Özrün  k a b u l ü   ve   r e d d i  kararı temyiz edilebilir (İİK. mad. 363/3).[34] [35] Yargıtay, önce “gecikmiş itirazın kabulü hakkındaki kararın, temyiz edilemeyeceğine” karar vermişken,[36] daha sonra, bu görüşünden dönerek, “gecikmiş itirazın kabulü hakkındaki kararın temyiz edilebileceğini”[37] belirtmiştir…



D- Takip devam ettiği sırada, takip konusu alacağın bir üçüncü kişiye “tüm olarak = külli” (miras) ya da “tek olarak = cüz’i” geçmesi (devri = temliki) halinde, borçluya yeni alacaklı karşısında sahip olacağı itirazları, “gecikmiş itiraz” yolu ile ileri sürebilmek imkanı verilmelidir.[38]

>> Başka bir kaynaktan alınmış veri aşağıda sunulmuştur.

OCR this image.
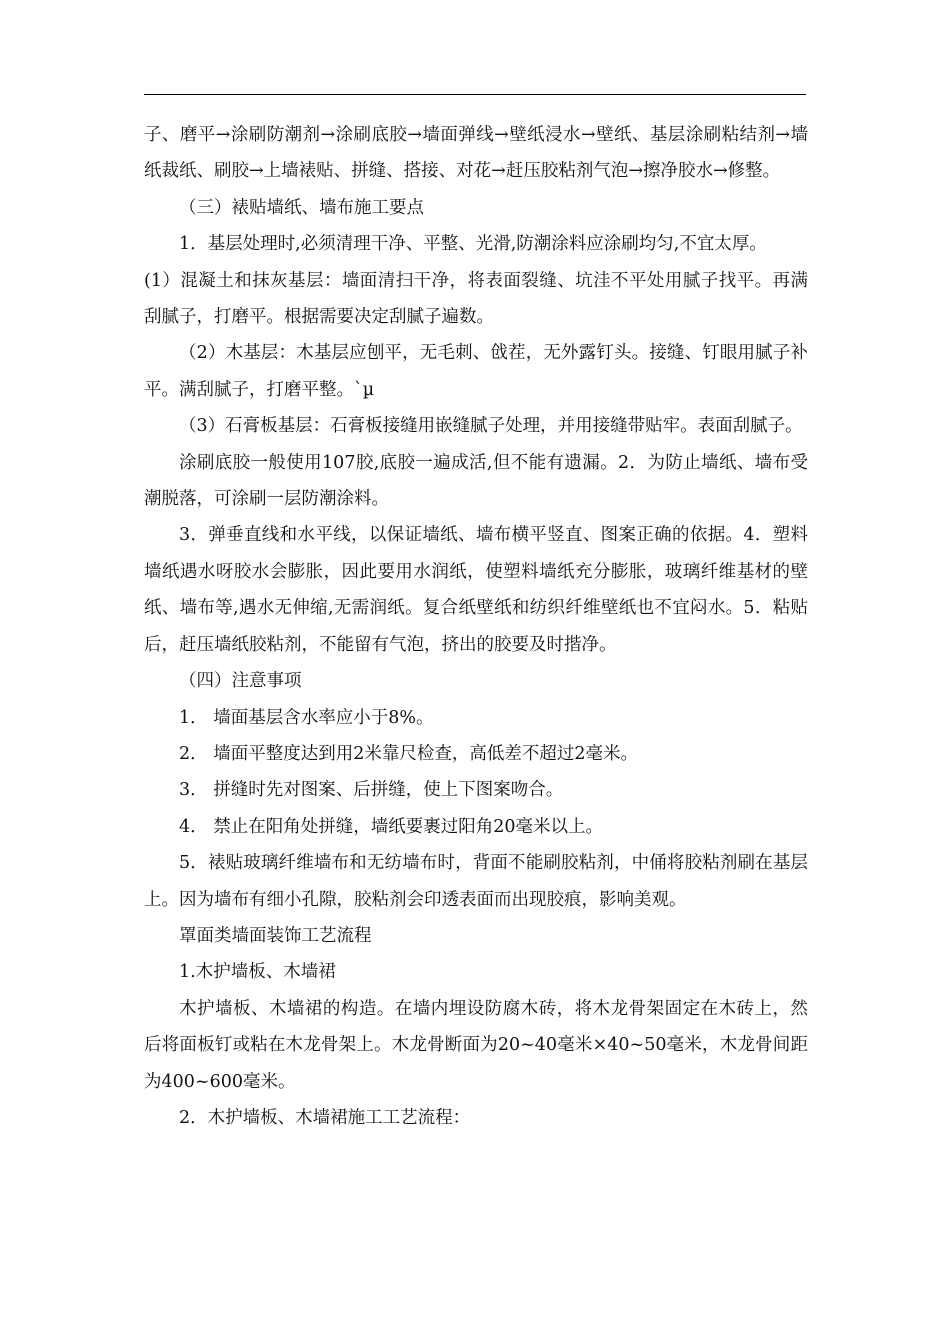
子、磨平→涂刷防潮剂→涂刷底胶→墙面弹线→壁纸浸水→壁纸、基层涂刷粘结剂→墙纸裁纸、刷胶→上墙裱贴、拼缝、搭接、对花→赶压胶粘剂气泡→擦净胶水→修整。

（三）裱贴墙纸、墙布施工要点

1．基层处理时,必须清理干净、平整、光滑,防潮涂料应涂刷均匀,不宜太厚。

(1）混凝土和抹灰基层：墙面清扫干净，将表面裂缝、坑洼不平处用腻子找平。再满刮腻子，打磨平。根据需要决定刮腻子遍数。

（2）木基层：木基层应刨平，无毛刺、戗茬，无外露钉头。接缝、钉眼用腻子补平。满刮腻子，打磨平整。`µ

（3）石膏板基层：石膏板接缝用嵌缝腻子处理，并用接缝带贴牢。表面刮腻子。

涂刷底胶一般使用107胶,底胶一遍成活,但不能有遗漏。2．为防止墙纸、墙布受潮脱落，可涂刷一层防潮涂料。

3．弹垂直线和水平线，以保证墙纸、墙布横平竖直、图案正确的依据。4．塑料墙纸遇水呀胶水会膨胀，因此要用水润纸，使塑料墙纸充分膨胀，玻璃纤维基材的壁纸、墙布等,遇水无伸缩,无需润纸。复合纸壁纸和纺织纤维壁纸也不宜闷水。5．粘贴后，赶压墙纸胶粘剂，不能留有气泡，挤出的胶要及时揩净。

（四）注意事项

1． 墙面基层含水率应小于8%。

2． 墙面平整度达到用2米靠尺检查，高低差不超过2毫米。

3． 拼缝时先对图案、后拼缝，使上下图案吻合。

4． 禁止在阳角处拼缝，墙纸要裹过阳角20毫米以上。

5．裱贴玻璃纤维墙布和无纺墙布时，背面不能刷胶粘剂，中俑将胶粘剂刷在基层上。因为墙布有细小孔隙，胶粘剂会印透表面而出现胶痕，影响美观。

罩面类墙面装饰工艺流程

1.木护墙板、木墙裙

木护墙板、木墙裙的构造。在墙内埋设防腐木砖，将木龙骨架固定在木砖上，然后将面板钉或粘在木龙骨架上。木龙骨断面为20~40毫米×40~50毫米，木龙骨间距为400~600毫米。

2．木护墙板、木墙裙施工工艺流程：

E- Vekil, kendi özrünü ileri sürerek, borçluyu temsilen süresinde itirazda bulunamadığını belirtip, gecikmiş itirazda bulunamaz.[39] [40] Başka bir deyişle, borçluya tanınan gecikmiş itirazda” bulunma hak ve yetkisi, aynı koşullar çerçevesinde yasal temsilciler için de kabul edilmekte ise de, iradi temsilcilerin özürleri, gecikmiş itiraz sebebi sayılmamaktadır.[41]

F- Ayrıca belirtelim ki, bu madde, borçlunun üçüncü kişide bulunan alacağının alacaklı tarafından haczi üzerine, üçüncü kişinin gönderilen “birinci haciz ihbarnamesi”ne, İİK. mad. 89/II gereğince, kusuru olmaksızın bir engel (özür) nedeniyle süresinde -yedi gün- itiraz edememesi halinde de uygulanır. Bu takdirde, üçüncü kişinin, engelin (özrün) ortadan kalkmasından itibaren üç gün içinde  -İİK. mad. 65’in az önce belirtilen koşullarına uyarak- İİK. mad. 89/V gereğince icra mahkemesine başvurması gerekir.[42]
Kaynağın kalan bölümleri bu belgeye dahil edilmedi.